Valentīns Jākobsons – Petit déjeuner à minuit

Deuxième partie de ma séquence dédiée aux récits marqués par l’expérience du stalinisme, ce livre porte le sous-titre « Chroniques d’une déportation ». Cela rend les premières pages un peu curieuses, car on se croirait dans un roman d’espionnage, avec ce jeune homme qui, près d’un village de pêcheurs, tue le conducteur d’une « magnifique Chevrolet noire » avant de s’éclipser en direction de la plage.

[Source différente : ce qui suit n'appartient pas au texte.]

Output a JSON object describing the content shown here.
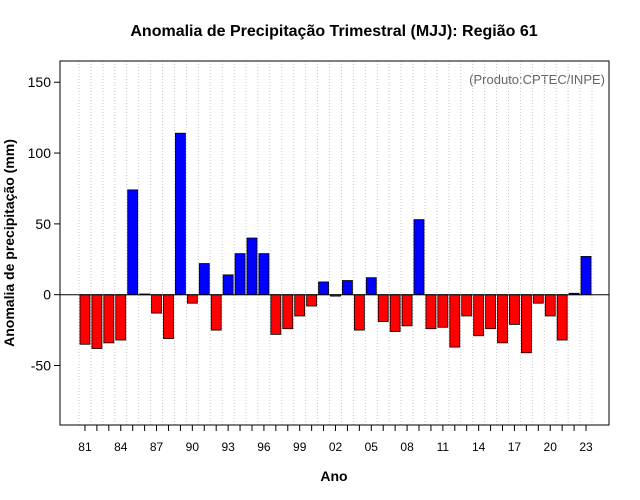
{
  "chart_data": {
    "type": "bar",
    "title": "Anomalia de Precipitação Trimestral (MJJ): Região 61",
    "xlabel": "Ano",
    "ylabel": "Anomalia de precipitação (mm)",
    "credit": "(Produto:CPTEC/INPE)",
    "ylim": [
      -92,
      165
    ],
    "yticks": [
      -50,
      0,
      50,
      100,
      150
    ],
    "xtick_labels": [
      "81",
      "84",
      "87",
      "90",
      "93",
      "96",
      "99",
      "02",
      "05",
      "08",
      "11",
      "14",
      "17",
      "20",
      "23"
    ],
    "first_year": 1981,
    "last_year": 2023,
    "grid": "vertical dotted",
    "colors": {
      "positive": "#0000ff",
      "negative": "#ff0000",
      "outline": "#000000"
    },
    "categories": [
      "1981",
      "1982",
      "1983",
      "1984",
      "1985",
      "1986",
      "1987",
      "1988",
      "1989",
      "1990",
      "1991",
      "1992",
      "1993",
      "1994",
      "1995",
      "1996",
      "1997",
      "1998",
      "1999",
      "2000",
      "2001",
      "2002",
      "2003",
      "2004",
      "2005",
      "2006",
      "2007",
      "2008",
      "2009",
      "2010",
      "2011",
      "2012",
      "2013",
      "2014",
      "2015",
      "2016",
      "2017",
      "2018",
      "2019",
      "2020",
      "2021",
      "2022",
      "2023"
    ],
    "values": [
      -35,
      -38,
      -34,
      -32,
      74,
      0.5,
      -13,
      -31,
      114,
      -6,
      22,
      -25,
      14,
      29,
      40,
      29,
      -28,
      -24,
      -15,
      -8,
      9,
      -1,
      10,
      -25,
      12,
      -19,
      -26,
      -22,
      53,
      -24,
      -23,
      -37,
      -15,
      -29,
      -24,
      -34,
      -21,
      -41,
      -6,
      -15,
      -32,
      1,
      27
    ]
  }
}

Très rapidement le mystère est levé et l’explication permet de faire connaissance tant avec le narrateur qu’avec l’atmosphère de la Lettonie de la fin des années 1930. Le jeune meurtrier est l’un des voisins d’été du narrateur, un des « fougueux Germano-Baltes » prêts à « se donner corps et âme au Reich et au Führer ». C’est l’été, et le narrateur, un lycéen letton qui se prépare à entrer en dernière année, offre dans le premier chapitre un commentaire sur l’actualité entremêlé à dessein d’un raccourci sur ses activités estivales :

L’Armée rouge, si éprise de paix, envahit la Pologne. Varsovie vient déjà d’être rasée par les Allemands, dans quelques jours la Pologne cessera d’exister. Il n’y aura plus d’état polonais. Incroyable. Avec Néolith, nous allons voir Werner Baxter dans Le Caballero Mexicain. Warner Baxter est mon acteur favori. Sans oublier Hans Albers.